María se quedó cuatro meses como fisioterapeuta con las Misioneras de la Caridad “y a cambio ellas me ayudaban a sanar mi corazón”. Cuando su visado expiró, volvió a España con una carta donde las Misioneras de la Caridad le pedían que no permitiera que nadie le robara lo que había vivido: “Te dirán que es un duelo mal llevado, o la enajenación de la altitud, y que en realidad no fue así, como nosotras lo vivimos a tu lado”.

“A la vuelta pensé: ‘Qué bien, Señor, vamos a vivir la vida Tú y yo’. Pero Él me dijo que ya no estaba en el mundo para lo que yo pensaba. Fue un cambio de mentalidad radical. Y también un tiempo de purificación… Acepté la voluntad de Dios en obediencia, docilidad y en mucha oración. Así pasé los primeros meses tras mi regreso”.

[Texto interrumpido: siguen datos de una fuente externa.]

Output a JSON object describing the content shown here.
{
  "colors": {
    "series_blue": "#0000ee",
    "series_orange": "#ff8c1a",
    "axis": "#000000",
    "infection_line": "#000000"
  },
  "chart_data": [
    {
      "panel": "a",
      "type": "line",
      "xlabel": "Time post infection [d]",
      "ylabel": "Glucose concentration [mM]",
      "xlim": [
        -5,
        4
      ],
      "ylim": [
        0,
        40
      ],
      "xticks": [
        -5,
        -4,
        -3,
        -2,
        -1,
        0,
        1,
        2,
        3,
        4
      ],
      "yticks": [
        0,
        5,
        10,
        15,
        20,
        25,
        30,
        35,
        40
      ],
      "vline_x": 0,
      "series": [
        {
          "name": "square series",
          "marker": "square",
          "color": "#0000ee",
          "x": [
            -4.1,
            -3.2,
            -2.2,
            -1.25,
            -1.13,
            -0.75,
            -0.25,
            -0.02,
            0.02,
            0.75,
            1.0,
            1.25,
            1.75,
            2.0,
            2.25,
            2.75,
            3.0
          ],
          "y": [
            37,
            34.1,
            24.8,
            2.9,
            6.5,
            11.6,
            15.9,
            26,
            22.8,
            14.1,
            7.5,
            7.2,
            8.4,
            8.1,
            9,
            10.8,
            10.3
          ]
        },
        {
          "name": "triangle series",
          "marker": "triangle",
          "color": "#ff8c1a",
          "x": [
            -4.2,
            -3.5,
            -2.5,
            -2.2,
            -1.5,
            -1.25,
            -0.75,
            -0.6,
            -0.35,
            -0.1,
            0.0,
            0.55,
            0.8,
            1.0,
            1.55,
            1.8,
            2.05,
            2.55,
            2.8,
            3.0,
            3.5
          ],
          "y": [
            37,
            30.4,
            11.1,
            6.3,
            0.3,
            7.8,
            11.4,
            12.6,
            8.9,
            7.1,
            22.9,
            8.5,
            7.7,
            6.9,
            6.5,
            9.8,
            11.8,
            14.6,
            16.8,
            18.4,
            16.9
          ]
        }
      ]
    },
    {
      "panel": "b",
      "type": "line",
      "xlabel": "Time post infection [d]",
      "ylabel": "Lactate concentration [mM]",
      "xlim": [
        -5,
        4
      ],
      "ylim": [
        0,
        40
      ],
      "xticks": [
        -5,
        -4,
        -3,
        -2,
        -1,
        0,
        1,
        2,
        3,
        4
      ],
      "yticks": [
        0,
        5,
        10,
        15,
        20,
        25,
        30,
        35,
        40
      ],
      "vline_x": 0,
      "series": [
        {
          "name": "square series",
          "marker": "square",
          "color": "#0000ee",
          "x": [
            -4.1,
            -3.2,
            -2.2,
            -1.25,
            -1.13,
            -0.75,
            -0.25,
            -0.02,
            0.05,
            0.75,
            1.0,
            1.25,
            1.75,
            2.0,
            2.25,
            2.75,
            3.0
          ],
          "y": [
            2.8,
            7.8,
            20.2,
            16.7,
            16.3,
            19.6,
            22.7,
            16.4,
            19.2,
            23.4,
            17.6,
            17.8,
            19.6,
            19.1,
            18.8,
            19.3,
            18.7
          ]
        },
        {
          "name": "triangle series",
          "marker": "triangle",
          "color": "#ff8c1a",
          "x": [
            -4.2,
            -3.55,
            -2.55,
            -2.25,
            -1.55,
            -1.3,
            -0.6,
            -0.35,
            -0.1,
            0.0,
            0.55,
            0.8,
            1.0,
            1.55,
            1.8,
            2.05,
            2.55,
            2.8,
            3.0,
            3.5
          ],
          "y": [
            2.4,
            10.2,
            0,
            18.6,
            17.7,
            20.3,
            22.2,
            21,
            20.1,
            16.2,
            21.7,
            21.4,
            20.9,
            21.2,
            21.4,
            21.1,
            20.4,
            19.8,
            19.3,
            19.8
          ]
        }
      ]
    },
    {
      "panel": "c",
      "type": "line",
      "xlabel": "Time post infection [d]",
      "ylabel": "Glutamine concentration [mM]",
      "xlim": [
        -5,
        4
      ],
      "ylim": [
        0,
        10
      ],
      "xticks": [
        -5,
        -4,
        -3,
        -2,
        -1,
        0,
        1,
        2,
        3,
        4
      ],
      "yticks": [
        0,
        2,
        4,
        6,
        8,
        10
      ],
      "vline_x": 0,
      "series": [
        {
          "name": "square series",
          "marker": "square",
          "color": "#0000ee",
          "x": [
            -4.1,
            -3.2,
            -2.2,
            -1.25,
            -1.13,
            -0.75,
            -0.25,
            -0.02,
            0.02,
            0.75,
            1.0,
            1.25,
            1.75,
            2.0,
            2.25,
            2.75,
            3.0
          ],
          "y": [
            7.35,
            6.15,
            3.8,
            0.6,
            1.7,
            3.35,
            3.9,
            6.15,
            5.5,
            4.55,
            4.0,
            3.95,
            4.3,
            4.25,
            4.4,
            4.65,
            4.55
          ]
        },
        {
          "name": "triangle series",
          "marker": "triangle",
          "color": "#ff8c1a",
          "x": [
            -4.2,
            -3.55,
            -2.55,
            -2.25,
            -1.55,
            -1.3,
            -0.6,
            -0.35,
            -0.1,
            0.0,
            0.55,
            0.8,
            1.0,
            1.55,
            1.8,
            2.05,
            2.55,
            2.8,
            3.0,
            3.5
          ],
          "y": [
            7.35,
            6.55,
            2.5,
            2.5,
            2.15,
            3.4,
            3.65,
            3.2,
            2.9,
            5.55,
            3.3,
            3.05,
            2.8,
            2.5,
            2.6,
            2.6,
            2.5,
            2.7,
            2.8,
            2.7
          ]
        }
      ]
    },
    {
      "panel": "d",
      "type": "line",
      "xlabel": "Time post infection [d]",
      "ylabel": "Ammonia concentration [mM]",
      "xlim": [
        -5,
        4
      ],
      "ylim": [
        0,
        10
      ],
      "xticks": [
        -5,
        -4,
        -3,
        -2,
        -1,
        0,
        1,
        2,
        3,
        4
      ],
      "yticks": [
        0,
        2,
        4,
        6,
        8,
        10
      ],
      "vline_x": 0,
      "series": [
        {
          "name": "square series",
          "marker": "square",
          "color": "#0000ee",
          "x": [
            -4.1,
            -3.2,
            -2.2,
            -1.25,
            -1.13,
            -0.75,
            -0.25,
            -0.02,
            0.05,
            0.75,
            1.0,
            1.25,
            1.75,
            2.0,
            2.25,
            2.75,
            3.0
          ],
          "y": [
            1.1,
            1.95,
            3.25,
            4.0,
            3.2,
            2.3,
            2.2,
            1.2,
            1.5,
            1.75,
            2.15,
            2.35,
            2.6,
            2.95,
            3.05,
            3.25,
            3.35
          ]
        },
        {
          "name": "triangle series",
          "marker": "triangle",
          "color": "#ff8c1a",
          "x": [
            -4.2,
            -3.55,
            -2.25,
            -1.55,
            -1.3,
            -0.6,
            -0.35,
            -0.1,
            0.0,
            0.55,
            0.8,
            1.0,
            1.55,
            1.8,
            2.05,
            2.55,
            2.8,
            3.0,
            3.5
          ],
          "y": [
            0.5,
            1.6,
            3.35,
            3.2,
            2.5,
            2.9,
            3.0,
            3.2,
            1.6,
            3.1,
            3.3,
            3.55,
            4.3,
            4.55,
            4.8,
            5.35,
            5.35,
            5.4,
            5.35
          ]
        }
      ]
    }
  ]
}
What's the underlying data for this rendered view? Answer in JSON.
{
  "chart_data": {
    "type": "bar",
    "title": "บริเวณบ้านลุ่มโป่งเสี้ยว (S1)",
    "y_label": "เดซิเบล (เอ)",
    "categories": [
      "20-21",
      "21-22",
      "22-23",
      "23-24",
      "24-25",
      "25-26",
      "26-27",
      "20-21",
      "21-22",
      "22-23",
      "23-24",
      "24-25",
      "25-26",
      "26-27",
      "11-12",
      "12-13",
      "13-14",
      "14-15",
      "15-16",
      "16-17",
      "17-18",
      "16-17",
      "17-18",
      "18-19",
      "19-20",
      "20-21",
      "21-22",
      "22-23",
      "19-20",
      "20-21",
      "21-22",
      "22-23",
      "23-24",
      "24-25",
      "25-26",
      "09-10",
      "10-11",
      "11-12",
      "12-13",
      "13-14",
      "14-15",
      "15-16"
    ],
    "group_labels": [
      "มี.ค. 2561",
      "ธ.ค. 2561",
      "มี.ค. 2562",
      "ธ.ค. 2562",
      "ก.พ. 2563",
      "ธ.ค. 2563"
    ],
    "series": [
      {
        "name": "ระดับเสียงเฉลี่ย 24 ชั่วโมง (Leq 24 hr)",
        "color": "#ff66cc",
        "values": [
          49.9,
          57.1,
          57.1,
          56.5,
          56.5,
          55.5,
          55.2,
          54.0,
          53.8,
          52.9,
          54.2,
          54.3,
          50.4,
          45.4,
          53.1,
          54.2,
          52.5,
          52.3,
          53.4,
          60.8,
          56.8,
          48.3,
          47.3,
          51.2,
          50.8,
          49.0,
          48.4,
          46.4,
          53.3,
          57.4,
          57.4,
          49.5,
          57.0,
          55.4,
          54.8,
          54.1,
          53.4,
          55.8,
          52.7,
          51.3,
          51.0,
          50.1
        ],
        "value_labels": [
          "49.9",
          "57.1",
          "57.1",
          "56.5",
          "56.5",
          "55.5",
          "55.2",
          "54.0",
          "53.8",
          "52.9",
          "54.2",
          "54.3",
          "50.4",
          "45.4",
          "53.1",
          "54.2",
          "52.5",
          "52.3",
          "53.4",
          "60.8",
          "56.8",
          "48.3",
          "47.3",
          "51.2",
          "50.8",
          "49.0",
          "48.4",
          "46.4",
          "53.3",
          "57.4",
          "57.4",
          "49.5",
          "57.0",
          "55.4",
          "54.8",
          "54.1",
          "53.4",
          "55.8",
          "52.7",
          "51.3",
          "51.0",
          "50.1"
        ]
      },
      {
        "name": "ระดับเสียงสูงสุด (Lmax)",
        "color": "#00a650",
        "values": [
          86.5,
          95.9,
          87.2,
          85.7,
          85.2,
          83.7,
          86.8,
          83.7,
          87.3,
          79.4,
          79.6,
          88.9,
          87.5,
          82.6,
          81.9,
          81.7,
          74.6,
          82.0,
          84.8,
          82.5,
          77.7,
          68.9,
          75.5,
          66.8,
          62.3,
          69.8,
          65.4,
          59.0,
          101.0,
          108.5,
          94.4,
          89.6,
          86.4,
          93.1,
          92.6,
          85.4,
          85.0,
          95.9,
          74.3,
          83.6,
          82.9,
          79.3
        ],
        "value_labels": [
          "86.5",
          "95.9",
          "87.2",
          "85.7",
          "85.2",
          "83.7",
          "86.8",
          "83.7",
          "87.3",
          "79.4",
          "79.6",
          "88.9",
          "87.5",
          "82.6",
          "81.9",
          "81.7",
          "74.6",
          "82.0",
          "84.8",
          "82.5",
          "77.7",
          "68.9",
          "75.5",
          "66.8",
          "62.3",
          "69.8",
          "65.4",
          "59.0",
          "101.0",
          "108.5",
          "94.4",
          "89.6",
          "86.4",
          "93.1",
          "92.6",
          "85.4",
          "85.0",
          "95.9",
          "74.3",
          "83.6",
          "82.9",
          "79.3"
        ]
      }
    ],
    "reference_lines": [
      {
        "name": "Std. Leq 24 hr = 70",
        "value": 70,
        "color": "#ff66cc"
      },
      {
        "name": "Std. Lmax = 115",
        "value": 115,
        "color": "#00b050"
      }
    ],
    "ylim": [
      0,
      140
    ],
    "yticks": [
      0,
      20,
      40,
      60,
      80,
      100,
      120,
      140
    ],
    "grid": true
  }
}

“Lloré mucho. Pensé pedir la nulidad de mi matrimonio y ‘rehacer’ mi vida. Pero el Señor me hizo ver que ese no es su deseo”. El cambio fue tal, que de todas sus amistades anteriores solo conserva una… y a sus padres. “A ellos les costó muchísimo, porque estaban muy lejos de la Iglesia, pero comencé a rezar intensamente por ellos. Le dije al Señor que comenzara con ellos. Recé durante meses y era como si el Señor me preguntara: ‘¿Qué quieres más: tu vida anterior, a tus padres, o a Mí?’. Cuando respondí que a Él, Él lo hizo todo. Mi madre ahora va a misa todos los días. Por eso es tan importante confiar en Dios: cuando uno cree y se abandona, Él hace las cosas”, explica a Misión.

Testimonio viral

María entendió que cuanto había vivido era tan fuerte que no podía volver a la fisioterapia, sin más. Tenía que contar lo que le había sucedido. La primera vez que dio su testimonio fue en la diócesis de San Sebastián. El vídeo que se grabó ese día, explica, “Dios lo tocó y lo hizo viral”. Hoy acumula más de 600.000 visualizaciones en YouTube.

Desde entonces, su camino no ha sido sencillo, porque ha sufrido la persecución de la clínica en la que trabajó, aunque asegura no tener miedo porque sabe “de Quién va de la mano”. Y añade: “Hasta el último de mis días, proclamaré la verdad sobre la peste del aborto y del divorcio”.

Cada vez que María acude a contar su historia, permanece una media de cuatro horas para atender a las personas que quieren hablar con ella. Y cuando le preguntamos por los frutos de su testimonio, comenta, por ejemplo, cómo “una mujer me contó que después de haber abandonado a su familia, había decidido volver a casa; un seminarista que pensaba abandonar el seminario me dijo que se reencontró con Dios… y así muchísimos”. Y concluye: “Yo puedo ser la piedra que lanzó David contra Goliat, en esta batalla que trata, al fin y al cabo, de la salvación del mundo”.